67-248.01. Restated certificate.

(a) A limited partnership may, whenever desired, integrate into a single instrument all of the provisions of its certificate of limited partnership which are then in effect as a result of there having been filed with the Secretary of State one or more certificates or other instruments pursuant to sections 67-236 and 67-240 to 67-248, and it may at the same time further amend its certificate of limited partnership by adopting a restated certificate of limited partnership.

(b) If the restated certificate of limited partnership merely restates and integrates but does not further amend the initial certificate of limited partnership as amended or supplemented pursuant to sections 67-236 and 67-240 to 67-248, it shall be specifically designated in its heading as a Restated Certificate of Limited Partnership together with such other words as the partnership may deem appropriate and shall be executed as provided in section 67-241 and filed with the Secretary of State as provided in section 67-245. If the restated certificate restates and integrates and also further amends in any respect the certificate of limited partnership as amended or supplemented, it shall be specifically designated in its heading as an Amended and Restated Certificate of Limited Partnership together with such other words as the partnership may deem appropriate and shall be executed by at least one general partner and by each other general partner designated in the amended and restated certificate of limited partnership as a new general partner and filed as provided in section 67-245.

(c) A restated certificate of limited partnership shall state, either in its heading or in an introductory paragraph, the limited partnership's present name, the name under which it was originally filed if it has been changed, the date of filing of its original certificate of limited partnership with the Secretary of State, and the future effective date, which shall be a date certain, of the restated certificate if it is not to be effective upon the filing of the restated certificate. A restated certificate shall also state that it was duly executed and is being filed in accordance with this section. If it only restates and integrates and does not further amend the certificate of limited partnership as amended or supplemented and if there is no discrepancy between those provisions and the restated certificate, it shall state that fact as well.

(d) Upon the filing of the restated certificate of limited partnership with the Secretary of State or upon the future effective date of a restated certificate of limited partnership as provided for in the certificate, the initial certificate of limited partnership as amended or supplemented shall be superseded.
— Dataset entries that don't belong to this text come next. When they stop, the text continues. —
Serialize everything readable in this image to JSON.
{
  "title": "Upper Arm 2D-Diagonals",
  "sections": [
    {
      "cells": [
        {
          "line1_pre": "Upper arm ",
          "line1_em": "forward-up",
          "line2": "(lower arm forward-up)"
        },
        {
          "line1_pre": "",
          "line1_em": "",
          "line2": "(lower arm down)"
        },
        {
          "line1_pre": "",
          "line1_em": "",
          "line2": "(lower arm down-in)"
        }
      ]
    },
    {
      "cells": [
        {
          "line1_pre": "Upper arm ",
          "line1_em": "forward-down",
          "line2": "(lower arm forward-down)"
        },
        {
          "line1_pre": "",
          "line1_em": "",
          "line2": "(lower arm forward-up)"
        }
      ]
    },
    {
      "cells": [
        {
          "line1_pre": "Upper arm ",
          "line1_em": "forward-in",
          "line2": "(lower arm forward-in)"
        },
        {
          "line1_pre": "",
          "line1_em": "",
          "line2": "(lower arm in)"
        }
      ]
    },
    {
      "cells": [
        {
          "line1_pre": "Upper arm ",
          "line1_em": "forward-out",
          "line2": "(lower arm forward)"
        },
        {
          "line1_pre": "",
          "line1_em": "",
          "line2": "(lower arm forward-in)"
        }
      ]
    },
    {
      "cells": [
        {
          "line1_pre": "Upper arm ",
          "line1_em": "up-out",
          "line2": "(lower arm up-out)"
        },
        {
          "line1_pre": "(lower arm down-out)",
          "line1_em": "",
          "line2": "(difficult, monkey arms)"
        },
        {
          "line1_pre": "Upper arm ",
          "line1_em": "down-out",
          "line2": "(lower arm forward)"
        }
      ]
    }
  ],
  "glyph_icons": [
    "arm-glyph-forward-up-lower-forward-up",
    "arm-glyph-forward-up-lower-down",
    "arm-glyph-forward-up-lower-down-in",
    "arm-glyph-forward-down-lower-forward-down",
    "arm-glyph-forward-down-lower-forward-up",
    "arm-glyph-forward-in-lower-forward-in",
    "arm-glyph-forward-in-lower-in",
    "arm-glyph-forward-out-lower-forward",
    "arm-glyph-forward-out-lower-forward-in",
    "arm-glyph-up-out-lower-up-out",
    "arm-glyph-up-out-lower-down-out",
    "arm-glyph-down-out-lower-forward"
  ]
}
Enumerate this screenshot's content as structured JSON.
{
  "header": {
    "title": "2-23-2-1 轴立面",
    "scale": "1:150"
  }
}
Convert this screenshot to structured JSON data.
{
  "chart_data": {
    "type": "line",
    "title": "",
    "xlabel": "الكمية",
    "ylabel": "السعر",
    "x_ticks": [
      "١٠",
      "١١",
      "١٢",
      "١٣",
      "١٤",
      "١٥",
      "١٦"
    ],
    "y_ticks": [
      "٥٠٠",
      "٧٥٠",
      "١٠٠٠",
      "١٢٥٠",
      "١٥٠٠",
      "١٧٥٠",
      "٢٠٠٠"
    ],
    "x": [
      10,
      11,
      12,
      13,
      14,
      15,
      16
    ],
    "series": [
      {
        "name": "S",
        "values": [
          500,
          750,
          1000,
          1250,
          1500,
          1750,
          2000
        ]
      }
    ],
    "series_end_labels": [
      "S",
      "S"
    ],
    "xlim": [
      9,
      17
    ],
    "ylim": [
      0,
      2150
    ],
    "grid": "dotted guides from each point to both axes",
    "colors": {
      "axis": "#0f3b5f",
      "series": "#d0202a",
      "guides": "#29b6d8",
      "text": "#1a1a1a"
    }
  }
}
The restated certificate of limited partnership, including any further amendments or changes made thereby, shall be the certificate of limited partnership of the limited partnership, but the original effective date of formation shall remain unchanged.

(e) Any amendment or change effected in connection with the restatement and integration of the certificate of limited partnership shall be subject to any other provision of the Nebraska Uniform Limited Partnership Act which would apply if a separate certificate of amendment were filed to effect such amendment or change.